Philgoo project status report

From Cohen Courses
Jump to navigationJump to search
  • What dataset will you be using? What does it look like?
    • I am using MUC-7 as in (Borthwick, 1998)
    • The dataset is devided to training set, dryrun set and formal set.
    • A set has multiple <DOC></DOC>s but I am not using features from position in document so I merged the whole.


  • What did you do to get acquainted with the data?
    • I built a parser for the training set and test set


  • Do you plan on looking at the same problem, or have you changed your plans?
    • I am looking for the same problem. However I am realizing getting comparable score to published models is not trivial.
    • Deep analyzing model structure, training method and data character will require stable output. I may consider using off-the-shelf code later but not now.
    • Other jobs than implementing and runnding classifiers such as morphological processing, feature selecting, gathering feature data etc are much bigger than expected.


  • If you plan on writing code, what have you written so far, in what languages
    • Preprocessor for MUC7 NE data: rubi
    • Parser for MUC7 NE data: C++
    • HMM with joint likelihood: C++
    • HMM with conditional likelihood: C++ (in progress)

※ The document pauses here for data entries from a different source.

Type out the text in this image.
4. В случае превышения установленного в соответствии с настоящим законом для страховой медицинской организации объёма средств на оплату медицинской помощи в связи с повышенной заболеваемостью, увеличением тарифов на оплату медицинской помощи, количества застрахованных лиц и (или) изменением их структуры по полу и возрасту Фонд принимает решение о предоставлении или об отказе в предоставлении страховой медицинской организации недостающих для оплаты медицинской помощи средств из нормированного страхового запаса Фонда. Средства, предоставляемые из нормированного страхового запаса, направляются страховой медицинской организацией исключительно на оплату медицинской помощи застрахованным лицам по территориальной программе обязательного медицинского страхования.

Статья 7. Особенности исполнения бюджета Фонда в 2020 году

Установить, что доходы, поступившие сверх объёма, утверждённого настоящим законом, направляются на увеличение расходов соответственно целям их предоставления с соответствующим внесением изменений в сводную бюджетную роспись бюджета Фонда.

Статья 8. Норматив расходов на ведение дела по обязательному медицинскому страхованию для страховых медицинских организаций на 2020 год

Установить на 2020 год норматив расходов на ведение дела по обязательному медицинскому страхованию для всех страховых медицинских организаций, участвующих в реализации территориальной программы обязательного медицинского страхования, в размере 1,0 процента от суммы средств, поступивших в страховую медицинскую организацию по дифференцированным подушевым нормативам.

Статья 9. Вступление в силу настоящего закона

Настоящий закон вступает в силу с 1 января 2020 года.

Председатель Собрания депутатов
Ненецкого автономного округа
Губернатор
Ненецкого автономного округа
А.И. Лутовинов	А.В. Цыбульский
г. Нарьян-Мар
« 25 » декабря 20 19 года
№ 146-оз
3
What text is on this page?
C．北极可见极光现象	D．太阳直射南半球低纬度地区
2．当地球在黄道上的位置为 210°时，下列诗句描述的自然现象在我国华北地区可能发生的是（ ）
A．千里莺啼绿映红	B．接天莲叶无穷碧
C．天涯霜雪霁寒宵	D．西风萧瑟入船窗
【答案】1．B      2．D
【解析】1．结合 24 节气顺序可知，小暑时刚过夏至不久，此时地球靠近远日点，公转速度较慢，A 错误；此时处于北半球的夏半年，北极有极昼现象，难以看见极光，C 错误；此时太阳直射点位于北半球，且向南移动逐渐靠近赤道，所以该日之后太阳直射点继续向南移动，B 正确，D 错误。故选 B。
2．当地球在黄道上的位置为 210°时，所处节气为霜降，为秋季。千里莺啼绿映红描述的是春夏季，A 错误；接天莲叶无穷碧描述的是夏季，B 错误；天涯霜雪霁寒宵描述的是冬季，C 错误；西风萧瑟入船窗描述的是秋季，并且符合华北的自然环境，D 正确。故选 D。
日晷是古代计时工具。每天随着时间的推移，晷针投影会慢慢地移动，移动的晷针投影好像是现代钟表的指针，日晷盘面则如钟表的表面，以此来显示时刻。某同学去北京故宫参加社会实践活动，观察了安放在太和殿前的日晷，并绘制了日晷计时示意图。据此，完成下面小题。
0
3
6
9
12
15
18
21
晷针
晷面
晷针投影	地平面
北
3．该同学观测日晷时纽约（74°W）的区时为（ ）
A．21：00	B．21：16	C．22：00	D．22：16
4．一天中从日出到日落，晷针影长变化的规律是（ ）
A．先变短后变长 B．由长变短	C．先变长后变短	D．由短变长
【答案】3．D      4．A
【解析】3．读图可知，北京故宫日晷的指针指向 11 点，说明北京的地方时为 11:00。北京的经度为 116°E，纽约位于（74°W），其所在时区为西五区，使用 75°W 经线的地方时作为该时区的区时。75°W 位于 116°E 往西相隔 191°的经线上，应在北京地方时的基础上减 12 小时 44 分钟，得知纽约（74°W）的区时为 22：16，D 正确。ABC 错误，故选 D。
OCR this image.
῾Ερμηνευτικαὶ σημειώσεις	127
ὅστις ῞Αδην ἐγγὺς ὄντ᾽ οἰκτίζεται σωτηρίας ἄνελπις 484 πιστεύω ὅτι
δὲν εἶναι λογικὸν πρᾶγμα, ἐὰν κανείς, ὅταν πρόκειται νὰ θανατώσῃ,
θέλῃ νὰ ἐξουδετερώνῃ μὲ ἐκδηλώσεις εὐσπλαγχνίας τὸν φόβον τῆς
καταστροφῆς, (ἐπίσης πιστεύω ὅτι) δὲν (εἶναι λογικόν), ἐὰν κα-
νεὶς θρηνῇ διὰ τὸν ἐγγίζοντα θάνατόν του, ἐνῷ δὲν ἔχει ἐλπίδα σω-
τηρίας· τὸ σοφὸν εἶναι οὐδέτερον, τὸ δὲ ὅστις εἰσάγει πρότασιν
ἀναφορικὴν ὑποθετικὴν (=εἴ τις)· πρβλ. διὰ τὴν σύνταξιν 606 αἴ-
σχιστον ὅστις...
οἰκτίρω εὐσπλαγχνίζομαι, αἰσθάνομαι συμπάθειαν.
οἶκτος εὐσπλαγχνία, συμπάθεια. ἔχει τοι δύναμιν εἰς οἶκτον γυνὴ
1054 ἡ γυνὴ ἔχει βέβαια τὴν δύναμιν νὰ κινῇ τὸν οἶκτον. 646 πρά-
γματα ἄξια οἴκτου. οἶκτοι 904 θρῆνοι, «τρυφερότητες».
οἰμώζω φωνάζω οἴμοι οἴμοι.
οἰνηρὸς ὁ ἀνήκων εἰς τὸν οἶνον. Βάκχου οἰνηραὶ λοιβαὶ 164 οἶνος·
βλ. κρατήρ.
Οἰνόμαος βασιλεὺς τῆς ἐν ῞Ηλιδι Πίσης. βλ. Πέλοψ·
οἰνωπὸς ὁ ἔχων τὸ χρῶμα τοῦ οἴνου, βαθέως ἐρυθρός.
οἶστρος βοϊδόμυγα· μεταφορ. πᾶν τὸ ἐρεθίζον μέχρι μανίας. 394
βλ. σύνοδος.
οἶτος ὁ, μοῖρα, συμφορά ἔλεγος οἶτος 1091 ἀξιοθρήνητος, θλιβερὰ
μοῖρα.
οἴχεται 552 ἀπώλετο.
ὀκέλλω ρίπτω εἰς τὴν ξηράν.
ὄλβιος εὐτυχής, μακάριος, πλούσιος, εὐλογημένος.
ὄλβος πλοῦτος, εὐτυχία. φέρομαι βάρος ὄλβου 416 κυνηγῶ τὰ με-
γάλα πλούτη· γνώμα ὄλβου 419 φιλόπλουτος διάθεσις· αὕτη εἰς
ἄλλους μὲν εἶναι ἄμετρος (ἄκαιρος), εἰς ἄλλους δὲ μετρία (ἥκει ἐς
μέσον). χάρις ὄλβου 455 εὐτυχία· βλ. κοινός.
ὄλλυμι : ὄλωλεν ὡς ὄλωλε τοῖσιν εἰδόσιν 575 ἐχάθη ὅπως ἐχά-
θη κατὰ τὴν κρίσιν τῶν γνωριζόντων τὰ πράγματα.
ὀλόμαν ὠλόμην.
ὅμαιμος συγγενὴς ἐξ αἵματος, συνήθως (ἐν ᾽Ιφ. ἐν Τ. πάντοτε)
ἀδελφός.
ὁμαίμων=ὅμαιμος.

  • What do you still need to do?
    • Implement more features
    • CRF with joint likelihood
    • CRF with conditional likelihood


  • If you've run a baseline system on the data and gotten some results, what are they?
    • HMM with joint likelihood will function as the baseline.
    • The results accuracy is near 30% so much to improve.
    • Process on morphological level is required. CMU and CMUs should be the same organization which is not now.